A cross between Alpine and contemporary, a rough concrete wall leads up to the cedar and rust-colored synthetic stucco home set into a terraced hillside for environmental purposes. Tolhurst, who serves on the TRPA’s Advisory Planning Commission, designed the concrete walls into pillars in the front. They continue into the interior of the house.
Tolhurst climbed two-thirds of the way up the wall over the patio, showing where his 3-year-old daughter, Zyena, has created her own art.
Down below, a wine cellar and exercise room beckons the homebody to the basement.
Tolhurst has spent much time studying architecture and appreciates good design when he sees it.
“She’s done a good job fixing it up like the cabins she rents,” he said, referring to Greta Hambsch, owner of Accommodation Station.
He describes the Red Hut as fantastic on Highway 50, an eclectic-looking thoroughfare.
“There are nice buildings here that give it a sense of history,” he said. And size, which is immaterial, shows the depth of offering.
Twin Pines, set off the shoreline at Stateline, was designed by Julia Morgan, who also brought her famed creative visions to the Hearst Castle in San Simeon and Berkeley’s Greek Theater.
And as far back as the 1869 Park building near Kingsbury, cabins are a dime a dozen as a part of the landscape in Tahoe – but some were built with a unique style that shows the look of Tahoe. These could be too expensive to emulate, even with modern building methods. A small stone building found at Fallen Leaf would cost about $150 per square foot these days.
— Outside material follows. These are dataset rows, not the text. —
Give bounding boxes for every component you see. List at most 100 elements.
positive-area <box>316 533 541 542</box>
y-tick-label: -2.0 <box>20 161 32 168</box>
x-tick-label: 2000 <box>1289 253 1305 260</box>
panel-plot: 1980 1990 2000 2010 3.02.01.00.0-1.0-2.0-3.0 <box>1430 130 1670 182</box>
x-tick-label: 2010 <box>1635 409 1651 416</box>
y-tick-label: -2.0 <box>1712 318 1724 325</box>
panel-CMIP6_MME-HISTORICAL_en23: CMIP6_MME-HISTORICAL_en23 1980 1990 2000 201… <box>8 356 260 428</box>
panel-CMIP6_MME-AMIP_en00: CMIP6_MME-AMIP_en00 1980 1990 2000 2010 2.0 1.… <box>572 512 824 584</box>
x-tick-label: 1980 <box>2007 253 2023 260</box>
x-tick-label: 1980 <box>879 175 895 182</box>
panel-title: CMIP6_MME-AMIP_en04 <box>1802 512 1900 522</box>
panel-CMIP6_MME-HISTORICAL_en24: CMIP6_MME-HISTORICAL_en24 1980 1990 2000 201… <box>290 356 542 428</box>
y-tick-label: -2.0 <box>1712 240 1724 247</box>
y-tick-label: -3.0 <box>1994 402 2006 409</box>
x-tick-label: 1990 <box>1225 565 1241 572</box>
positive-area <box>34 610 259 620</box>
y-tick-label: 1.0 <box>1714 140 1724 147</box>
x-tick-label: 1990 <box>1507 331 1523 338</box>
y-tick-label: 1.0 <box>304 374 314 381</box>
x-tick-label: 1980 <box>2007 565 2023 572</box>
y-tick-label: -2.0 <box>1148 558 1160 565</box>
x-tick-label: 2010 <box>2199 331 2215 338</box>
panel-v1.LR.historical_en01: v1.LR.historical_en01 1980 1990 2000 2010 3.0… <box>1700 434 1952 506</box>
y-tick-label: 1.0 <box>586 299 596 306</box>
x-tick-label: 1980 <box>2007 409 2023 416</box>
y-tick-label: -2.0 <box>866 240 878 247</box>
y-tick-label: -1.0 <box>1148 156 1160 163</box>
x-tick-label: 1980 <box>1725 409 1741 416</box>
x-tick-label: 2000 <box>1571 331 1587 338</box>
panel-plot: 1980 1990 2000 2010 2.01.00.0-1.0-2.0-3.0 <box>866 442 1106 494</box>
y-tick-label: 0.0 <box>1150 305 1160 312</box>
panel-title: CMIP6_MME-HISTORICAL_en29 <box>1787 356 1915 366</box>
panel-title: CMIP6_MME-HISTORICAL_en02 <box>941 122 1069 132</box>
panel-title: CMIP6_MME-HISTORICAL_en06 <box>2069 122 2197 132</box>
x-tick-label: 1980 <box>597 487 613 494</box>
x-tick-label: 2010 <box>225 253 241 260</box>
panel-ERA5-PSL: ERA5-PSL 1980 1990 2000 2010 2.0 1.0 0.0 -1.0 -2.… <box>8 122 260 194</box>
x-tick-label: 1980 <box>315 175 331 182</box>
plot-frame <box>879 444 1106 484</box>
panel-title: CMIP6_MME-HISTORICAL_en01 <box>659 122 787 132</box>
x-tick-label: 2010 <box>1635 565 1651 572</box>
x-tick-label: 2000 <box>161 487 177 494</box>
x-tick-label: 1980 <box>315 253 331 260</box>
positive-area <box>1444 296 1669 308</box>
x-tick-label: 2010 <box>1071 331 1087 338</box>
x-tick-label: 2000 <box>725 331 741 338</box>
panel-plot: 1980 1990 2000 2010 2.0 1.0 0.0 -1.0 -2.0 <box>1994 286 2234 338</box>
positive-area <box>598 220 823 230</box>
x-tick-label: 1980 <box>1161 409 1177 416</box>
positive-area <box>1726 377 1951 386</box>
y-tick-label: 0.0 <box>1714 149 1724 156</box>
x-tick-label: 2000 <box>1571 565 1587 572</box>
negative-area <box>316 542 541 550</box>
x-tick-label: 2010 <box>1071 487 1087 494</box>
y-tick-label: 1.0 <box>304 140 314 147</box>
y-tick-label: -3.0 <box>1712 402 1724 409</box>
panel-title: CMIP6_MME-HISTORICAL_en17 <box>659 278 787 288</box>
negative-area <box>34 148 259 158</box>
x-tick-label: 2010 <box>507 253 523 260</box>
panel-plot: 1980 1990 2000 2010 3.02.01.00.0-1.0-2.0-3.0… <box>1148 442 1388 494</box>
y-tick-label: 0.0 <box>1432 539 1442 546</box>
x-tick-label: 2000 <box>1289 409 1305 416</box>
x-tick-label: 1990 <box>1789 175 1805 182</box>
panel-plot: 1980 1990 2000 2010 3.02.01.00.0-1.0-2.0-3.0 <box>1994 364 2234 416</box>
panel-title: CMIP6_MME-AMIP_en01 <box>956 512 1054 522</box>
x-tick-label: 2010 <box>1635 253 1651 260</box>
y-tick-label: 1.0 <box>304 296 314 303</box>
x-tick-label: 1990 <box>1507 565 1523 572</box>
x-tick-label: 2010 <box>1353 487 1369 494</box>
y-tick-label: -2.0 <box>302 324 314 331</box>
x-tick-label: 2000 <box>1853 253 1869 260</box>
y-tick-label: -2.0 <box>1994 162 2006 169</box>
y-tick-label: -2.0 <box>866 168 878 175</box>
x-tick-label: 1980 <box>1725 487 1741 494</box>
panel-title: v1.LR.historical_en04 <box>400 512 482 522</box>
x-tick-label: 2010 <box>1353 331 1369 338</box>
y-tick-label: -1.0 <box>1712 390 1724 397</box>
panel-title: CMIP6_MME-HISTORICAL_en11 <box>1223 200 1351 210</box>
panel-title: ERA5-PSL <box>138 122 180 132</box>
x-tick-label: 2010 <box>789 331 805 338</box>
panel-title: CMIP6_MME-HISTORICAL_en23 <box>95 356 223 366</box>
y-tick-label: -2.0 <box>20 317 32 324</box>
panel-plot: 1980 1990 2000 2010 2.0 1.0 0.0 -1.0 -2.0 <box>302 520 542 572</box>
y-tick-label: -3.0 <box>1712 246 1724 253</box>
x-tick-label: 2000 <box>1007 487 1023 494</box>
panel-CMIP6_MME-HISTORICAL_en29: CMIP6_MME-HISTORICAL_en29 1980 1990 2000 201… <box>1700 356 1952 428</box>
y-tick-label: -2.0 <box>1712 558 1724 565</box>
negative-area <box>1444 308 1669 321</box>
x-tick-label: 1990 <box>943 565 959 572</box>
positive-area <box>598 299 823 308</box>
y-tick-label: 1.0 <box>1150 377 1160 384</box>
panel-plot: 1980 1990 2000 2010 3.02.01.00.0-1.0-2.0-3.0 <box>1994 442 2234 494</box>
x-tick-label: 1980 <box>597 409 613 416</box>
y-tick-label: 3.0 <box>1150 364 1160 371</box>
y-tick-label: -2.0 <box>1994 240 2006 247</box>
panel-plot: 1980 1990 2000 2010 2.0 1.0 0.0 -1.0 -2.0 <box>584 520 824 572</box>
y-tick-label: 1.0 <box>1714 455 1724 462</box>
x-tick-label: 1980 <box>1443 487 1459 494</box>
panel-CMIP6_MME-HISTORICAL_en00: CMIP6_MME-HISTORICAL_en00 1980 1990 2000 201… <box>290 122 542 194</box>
So for commercial structures, the tendency is great to build a standard look that’s cheaper and more convenient.
Tolhurst points out several commercial buildings on Highway 50 as examples of disjointed architecture using materials slapped on as decorative pieces.
“Edgewood (Tahoe Golf Course) is a good design because it’s not trying to look like an old-fashioned building,” he said.
To varying degrees, architects Tolhurst, Brown and Brian Shinault see installing cheap facades as the downfall of Tahoe architecture. They view the practice as quelling creativity but recognize inroads made on the South Shore to spruce up the environment.
Zephyr Cove Dental took eight months of gutting and changing the exterior of the building on McFaul to reflect what’s called the Alpine style. Dr. Jack Harrington said the revamp cost more than a standard remodel, but “that’s the effect we wanted,” he said.
Shinault said he wanted to display more creativity in the Applebee’s restaurant, but he was forced to walk the line between meeting building guidelines and maintaining a budget.
“Applebees was a prime example. The one in Tahoe is the most expensive in the chain. A lot of buildings cost more, and people don’t understand,” he said of the complexities of construction.